Each slit is displaced by \(b/2\) from the centre. Recall that a centrally placed slit gives us \[ E = \frac{Aa}{R}\frac{\sin\beta}{\beta}e^{i\left(kR-\omega t\right)}. \] Using the same logic as for the single slit case, a slit displaced by \(b/2\) produces \[ E = \frac{Aa}{R}\frac{\sin\beta}{\beta}e^{i\left(kR-\omega t \pm \alpha\right)} \] where \[ \alpha = \frac{1}{2}kb\sin\theta. \] Summing the waves from the two sources produces \[ \begin{aligned} E &= \frac{Aa}{R}\frac{\sin\beta}{\beta}e^{i\left(kR-\omega t - \alpha\right)} + \frac{Aa}{R}\frac{\sin\beta}{\beta}e^{i\left(kR-\omega t + \alpha\right)}\\ &= \frac{Aa}{R}\frac{\sin\beta}{\beta}e^{i\left(kR-\omega t\right)}\left(e^{i\alpha} + e^{-i\alpha}\right)\\ &= \frac{2Aa}{R}\frac{\sin\beta}{\beta}e^{i\left(kR-\omega t\right)}\cos\alpha. \end{aligned} \] The intensity is now given by¹⁷ \[ I(\theta) = I(0)\left(\frac{\sin^2\beta}{\beta^2}\right)\cos^2\alpha. \]

¹⁷ The intensity at \(\theta = 0\) is now four times what it was for a single slit. (I.e. this is a different \(I(0)\).)

Setting \(b = 3a\), this produces the graph shown in figure 6.8.

Figure 6.8: A plot of light intensity against \(\beta\), for the two slit experiment with \(b = 3a\).

The black curve here ignores the factor of \(\cos^2\alpha\) and is the same shape as that from the single-slit experiment.
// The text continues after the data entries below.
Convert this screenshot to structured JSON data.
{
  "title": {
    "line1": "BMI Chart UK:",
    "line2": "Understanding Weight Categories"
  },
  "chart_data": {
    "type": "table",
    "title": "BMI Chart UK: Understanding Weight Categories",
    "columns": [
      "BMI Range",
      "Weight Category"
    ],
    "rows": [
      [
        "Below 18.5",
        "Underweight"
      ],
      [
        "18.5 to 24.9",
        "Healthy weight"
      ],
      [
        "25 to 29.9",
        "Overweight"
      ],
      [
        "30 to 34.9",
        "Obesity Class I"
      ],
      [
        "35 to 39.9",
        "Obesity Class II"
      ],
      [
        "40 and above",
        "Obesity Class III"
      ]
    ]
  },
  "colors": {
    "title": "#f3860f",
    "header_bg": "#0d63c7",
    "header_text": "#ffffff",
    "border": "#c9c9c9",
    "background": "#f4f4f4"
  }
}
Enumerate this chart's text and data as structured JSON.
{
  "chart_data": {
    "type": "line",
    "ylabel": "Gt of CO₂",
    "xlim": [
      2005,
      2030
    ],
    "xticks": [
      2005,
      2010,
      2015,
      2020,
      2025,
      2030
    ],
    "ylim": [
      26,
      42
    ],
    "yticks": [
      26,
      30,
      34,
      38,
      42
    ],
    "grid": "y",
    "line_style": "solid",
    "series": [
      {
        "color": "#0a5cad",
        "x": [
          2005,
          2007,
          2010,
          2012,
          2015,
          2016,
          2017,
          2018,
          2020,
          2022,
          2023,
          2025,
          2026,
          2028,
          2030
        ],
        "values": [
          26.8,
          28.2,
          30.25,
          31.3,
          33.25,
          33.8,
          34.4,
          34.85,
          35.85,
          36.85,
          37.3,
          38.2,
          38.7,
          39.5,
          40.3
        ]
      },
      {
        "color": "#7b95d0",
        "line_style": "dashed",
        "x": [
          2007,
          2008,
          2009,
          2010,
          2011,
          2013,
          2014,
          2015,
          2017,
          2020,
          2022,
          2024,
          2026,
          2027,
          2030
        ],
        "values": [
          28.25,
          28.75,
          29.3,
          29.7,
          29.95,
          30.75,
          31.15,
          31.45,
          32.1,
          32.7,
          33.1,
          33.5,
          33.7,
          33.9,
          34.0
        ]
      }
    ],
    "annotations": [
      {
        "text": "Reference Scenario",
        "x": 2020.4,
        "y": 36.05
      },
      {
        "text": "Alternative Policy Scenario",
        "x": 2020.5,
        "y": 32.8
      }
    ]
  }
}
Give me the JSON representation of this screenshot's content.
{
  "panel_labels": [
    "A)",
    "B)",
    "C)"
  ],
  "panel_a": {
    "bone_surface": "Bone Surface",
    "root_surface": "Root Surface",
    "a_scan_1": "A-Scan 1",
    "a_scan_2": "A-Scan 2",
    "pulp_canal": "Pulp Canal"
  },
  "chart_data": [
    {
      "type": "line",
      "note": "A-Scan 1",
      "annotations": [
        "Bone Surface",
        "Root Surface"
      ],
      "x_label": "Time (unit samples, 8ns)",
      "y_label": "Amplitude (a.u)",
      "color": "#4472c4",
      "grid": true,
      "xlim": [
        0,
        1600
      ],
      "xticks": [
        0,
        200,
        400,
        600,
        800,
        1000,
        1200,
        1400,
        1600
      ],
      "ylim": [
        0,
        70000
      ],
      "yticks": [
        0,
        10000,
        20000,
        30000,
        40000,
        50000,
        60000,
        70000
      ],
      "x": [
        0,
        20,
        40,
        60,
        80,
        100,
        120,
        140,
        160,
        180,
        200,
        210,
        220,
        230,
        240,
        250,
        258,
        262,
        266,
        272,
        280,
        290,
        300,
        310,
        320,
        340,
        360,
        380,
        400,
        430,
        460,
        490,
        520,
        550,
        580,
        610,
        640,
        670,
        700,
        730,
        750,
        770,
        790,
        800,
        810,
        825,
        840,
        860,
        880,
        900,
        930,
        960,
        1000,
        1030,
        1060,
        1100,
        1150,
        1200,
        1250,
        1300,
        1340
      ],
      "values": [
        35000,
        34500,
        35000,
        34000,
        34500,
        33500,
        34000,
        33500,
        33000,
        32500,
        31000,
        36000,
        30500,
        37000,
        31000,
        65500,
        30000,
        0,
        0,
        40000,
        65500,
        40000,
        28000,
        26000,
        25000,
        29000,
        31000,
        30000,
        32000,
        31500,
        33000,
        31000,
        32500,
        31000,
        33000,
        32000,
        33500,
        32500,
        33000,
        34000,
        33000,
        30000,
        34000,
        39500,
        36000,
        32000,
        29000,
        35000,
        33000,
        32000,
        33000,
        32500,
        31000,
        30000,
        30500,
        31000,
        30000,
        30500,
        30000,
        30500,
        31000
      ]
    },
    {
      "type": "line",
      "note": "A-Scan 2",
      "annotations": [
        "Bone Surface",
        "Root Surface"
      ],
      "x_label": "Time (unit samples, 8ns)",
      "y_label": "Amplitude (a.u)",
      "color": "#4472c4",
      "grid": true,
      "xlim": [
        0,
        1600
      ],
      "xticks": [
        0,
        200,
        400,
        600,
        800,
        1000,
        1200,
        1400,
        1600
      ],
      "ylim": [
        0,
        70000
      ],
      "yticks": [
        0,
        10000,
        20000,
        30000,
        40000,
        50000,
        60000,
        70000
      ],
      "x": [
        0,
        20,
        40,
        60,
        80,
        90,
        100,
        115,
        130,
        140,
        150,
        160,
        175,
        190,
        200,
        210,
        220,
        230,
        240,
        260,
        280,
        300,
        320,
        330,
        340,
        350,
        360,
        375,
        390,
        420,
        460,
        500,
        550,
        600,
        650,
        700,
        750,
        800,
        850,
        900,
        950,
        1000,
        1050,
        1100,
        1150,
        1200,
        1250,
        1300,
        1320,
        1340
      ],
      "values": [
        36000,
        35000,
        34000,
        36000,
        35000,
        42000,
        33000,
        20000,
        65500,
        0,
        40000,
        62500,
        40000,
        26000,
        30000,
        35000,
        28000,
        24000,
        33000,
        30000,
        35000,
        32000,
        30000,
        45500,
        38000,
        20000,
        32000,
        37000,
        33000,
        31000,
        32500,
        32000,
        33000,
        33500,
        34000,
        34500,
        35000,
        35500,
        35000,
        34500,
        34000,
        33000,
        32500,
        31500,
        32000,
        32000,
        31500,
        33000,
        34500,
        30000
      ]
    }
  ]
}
The cosine part of the formula oscillates more rapidly¹⁸. Multiplying the two parts produces the blue curve.

¹⁸ Since \(\alpha = 3\beta\) in this case.

Notice that where we would expect the third peak from the centre to appear, at \(\beta = \pm\pi\), the peak has been squashed by the black curve. If we make the slits narrower but maintain the slit separation, then we stretch the black curve horizontally and obtain a more familiar interference pattern with bands of similar intensity, as shown in figure 6.9.

Figure 6.9: A plot of light intensity against \(\beta\), for the two slit experiment with \(b = 3a\).